Document Type

Article

Disciplines

Medicine and Health Sciences | Public Health

Abstract

Introduction: This study examined the causes of death in Connecticut residents who were infected with hepatitis C and/or HIV/AIDS and died between 2003 and 2007. Disease surveillance and mortality data can provide important public health information that may be used to develop important public health programs, policies, or legislation. Underreporting of diseases in mortality data may lead to reduced public health funding. Background: Hepatitis C and HIV/AIDS are two potentially fatal infectious diseases that have been reportable in Connecticut since 1994 and 1981, respectively. Mortality data in Connecticut contain information about the causes of death in a deceased individual, which may or may not encompass all actual causes. Methods: The hepatitis C and HIV/AIDS databases were matched to death data from 2003 to 2007 using Link Plus, electronic matching software from the CDC. The match resulted in three de-identified databases: deceased hepatitis C cases, deceased HIV/AIDS cases, and deceased co-infected cases. Primary and underlying causes of death were examined. Results: HIV disease was the primary cause of death in more than half of HIV/AIDS and co-infected cases while chronic hepatitis C was the primary cause of death in 6.7% of hepatitis C cases. In hepatitis C cases where the primary cause of death was liver disease, hepatitis C was listed as an underlying cause of death in 6.2% of those cases.

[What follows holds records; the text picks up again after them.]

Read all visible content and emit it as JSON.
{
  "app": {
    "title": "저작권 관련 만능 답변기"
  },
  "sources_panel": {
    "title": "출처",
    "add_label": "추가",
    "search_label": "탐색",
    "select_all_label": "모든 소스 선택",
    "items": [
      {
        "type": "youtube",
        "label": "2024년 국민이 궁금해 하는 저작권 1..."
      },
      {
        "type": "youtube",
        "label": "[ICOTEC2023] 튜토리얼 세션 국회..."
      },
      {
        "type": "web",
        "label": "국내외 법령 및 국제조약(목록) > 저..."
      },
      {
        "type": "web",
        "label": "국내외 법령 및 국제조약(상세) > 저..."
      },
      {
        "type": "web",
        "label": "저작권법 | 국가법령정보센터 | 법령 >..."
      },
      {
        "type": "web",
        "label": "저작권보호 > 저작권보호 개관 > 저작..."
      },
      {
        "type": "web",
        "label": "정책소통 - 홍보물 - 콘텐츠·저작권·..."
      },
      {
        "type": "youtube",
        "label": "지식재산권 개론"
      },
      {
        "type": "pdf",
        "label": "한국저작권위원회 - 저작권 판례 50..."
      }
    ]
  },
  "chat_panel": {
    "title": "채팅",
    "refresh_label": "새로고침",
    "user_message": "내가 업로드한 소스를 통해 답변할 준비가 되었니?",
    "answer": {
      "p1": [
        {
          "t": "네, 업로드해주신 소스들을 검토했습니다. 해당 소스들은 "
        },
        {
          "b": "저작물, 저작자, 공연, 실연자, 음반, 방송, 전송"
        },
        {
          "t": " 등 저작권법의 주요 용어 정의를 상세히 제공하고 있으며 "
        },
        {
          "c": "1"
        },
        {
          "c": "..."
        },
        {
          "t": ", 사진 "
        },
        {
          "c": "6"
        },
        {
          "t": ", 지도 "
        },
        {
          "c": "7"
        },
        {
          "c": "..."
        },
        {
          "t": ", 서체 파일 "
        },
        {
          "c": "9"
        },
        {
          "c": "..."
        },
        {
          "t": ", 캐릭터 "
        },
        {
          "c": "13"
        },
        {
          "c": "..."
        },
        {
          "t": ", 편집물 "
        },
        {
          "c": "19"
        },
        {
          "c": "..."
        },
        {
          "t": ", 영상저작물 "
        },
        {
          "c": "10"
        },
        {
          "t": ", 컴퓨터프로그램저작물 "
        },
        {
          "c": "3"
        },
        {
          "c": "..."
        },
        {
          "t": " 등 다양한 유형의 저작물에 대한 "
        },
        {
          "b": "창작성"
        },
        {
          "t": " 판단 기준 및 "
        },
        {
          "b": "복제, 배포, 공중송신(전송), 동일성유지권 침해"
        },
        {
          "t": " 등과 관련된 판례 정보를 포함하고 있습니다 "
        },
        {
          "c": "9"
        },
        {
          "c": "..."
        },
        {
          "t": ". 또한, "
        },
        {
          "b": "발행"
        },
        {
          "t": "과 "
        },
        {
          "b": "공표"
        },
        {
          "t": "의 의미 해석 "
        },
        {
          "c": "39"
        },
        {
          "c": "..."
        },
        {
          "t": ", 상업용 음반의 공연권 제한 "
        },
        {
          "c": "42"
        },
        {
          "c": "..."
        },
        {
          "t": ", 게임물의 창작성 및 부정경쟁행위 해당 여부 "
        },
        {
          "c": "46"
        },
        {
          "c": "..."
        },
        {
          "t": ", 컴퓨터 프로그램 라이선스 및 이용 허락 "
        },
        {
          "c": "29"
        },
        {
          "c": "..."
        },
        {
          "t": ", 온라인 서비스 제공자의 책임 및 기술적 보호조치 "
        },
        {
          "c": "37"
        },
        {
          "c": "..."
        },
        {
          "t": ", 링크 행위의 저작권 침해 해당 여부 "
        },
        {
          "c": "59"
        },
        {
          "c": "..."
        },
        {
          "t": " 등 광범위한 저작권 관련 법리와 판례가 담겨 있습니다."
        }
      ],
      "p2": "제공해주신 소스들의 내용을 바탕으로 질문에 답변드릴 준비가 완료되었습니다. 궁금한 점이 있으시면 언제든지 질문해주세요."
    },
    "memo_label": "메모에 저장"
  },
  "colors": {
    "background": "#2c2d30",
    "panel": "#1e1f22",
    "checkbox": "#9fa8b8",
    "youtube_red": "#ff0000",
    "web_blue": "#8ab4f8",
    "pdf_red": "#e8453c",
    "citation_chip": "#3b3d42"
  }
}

Similar findings were shown in HIV/AIDS cases when major cardiovascular disease was the primary cause of death. vi Conclusions: HIV/AIDS and hepatitis C are underreported on death certificates in Connecticut, especially when the person died of a condition possibly related to their infection. Hepatitis C was underreported more often than HIV/AIDS. Increased HIV and hepatitis C screening for at-risk persons, comprehensive prevention programs, education about the importance of death certificates and how to complete them, and data sharing between agency programs may help to reduce underreporting in mortality data.